FunctionWhat it does
stmt::push(value)Append one element.
stmt::extend(iter)Append every element of an iterator, in order.
stmt::pop()Remove the last element.
stmt::remove(value)Remove every element equal to the value.
stmt::remove_at(idx)Remove the element at a 0-based index.
stmt::clear()Replace the field with an empty list.
stmt::apply([ops])Apply several of the above in order, in one statement.
#![allow(unused)]
fn main() {
use toasty::Model;
#[derive(Debug, toasty::Model)]
struct Article {
    #[key]
    #[auto]
    id: u64,
    title: String,
    tags: Vec<String>,
    scores: Vec<i64>,
}
async fn __example(mut db: toasty::Db) -> toasty::Result<()> {
let mut article = toasty::create!(Article {
    title: "Hello",
    tags: ["rust"],
    scores: [1],
}).exec(&mut db).await?;
// Append one element.
article.update()
    .tags(toasty::stmt::push("toasty"))
    .exec(&mut db)
    .await?;

// Append several. `stmt::extend` of an empty iterator is a no-op.
article.update()
    .tags(toasty::stmt::extend(["orm", "async"]))
    .exec(&mut db)
    .await?;

// Remove the last element.
article.update()
    .tags(toasty::stmt::pop())
    .exec(&mut db)
    .await?;

// Remove every element equal to "orm".
article.update()
    .tags(toasty::stmt::remove("orm"))
    .exec(&mut db)
    .await?;

// Remove the element at index 0.
article.update()
    .tags(toasty::stmt::remove_at(0usize))
    .exec(&mut db)
    .await?;

// Remove every element.
article.update()
    .tags(toasty::stmt::clear())
    .exec(&mut db)
    .await?;

// Combine operations into one statement, applied in order.
article.update()
    .tags(toasty::stmt::apply([
        toasty::stmt::push("rust"),
        toasty::stmt::push("toasty"),
    ]))
    .exec(&mut db)
    .await?;
Ok(())
}
}

Each operation is atomic against the existing column value — the database applies it to whatever the row currently holds, not to the in-memory snapshot. Concurrent writers can still interleave between operations, but no single operation reads then writes in a way another writer can split.

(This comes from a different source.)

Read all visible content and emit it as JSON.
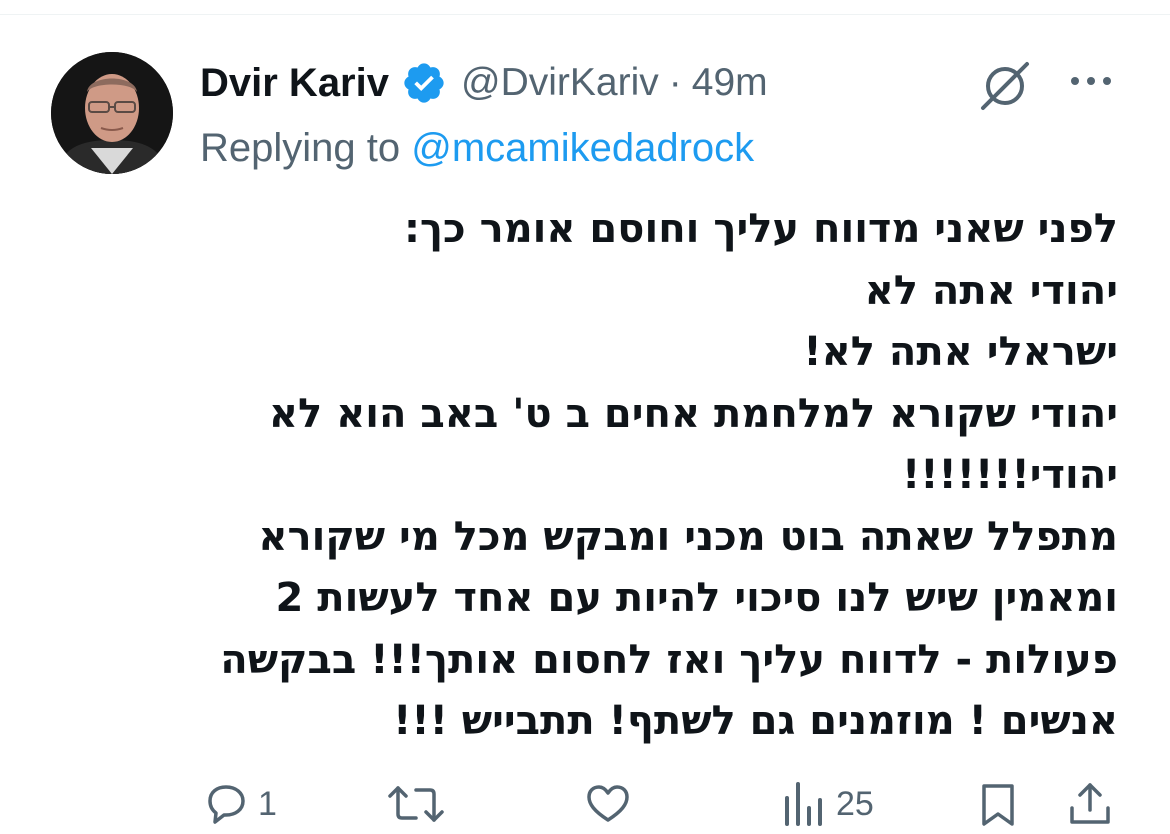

pop on an empty list, remove of an absent value, and remove_at past the end of the list are all no-ops rather than errors. remove deletes every matching element, not just the first.

stmt::apply runs each operation in order, against the result of the previous one. An apply is valid only where every operation it contains is valid on the target backend.

After .exec(), the in-memory field reflects the new value.

Driver support

Defining a Vec<scalar> field, creating and reading rows, and the array query predicates work on every built-in driver. Whole-value replacement and the appending builders — set, push, extend, clear — also work everywhere.

The element-removal builders are narrower:

OperationPostgreSQLMySQLSQLiteDynamoDB
Define field, create, read
contains, len, is_empty
is_superset, intersectsliteral right-hand side only
Replace, set, push, extend, clear
pop, remove, remove_at

pop, remove, and remove_at currently require PostgreSQL, where they lower to array_remove and array slicing. On the other drivers they return an error. See the per-database pages for the storage and operator details specific to each backend.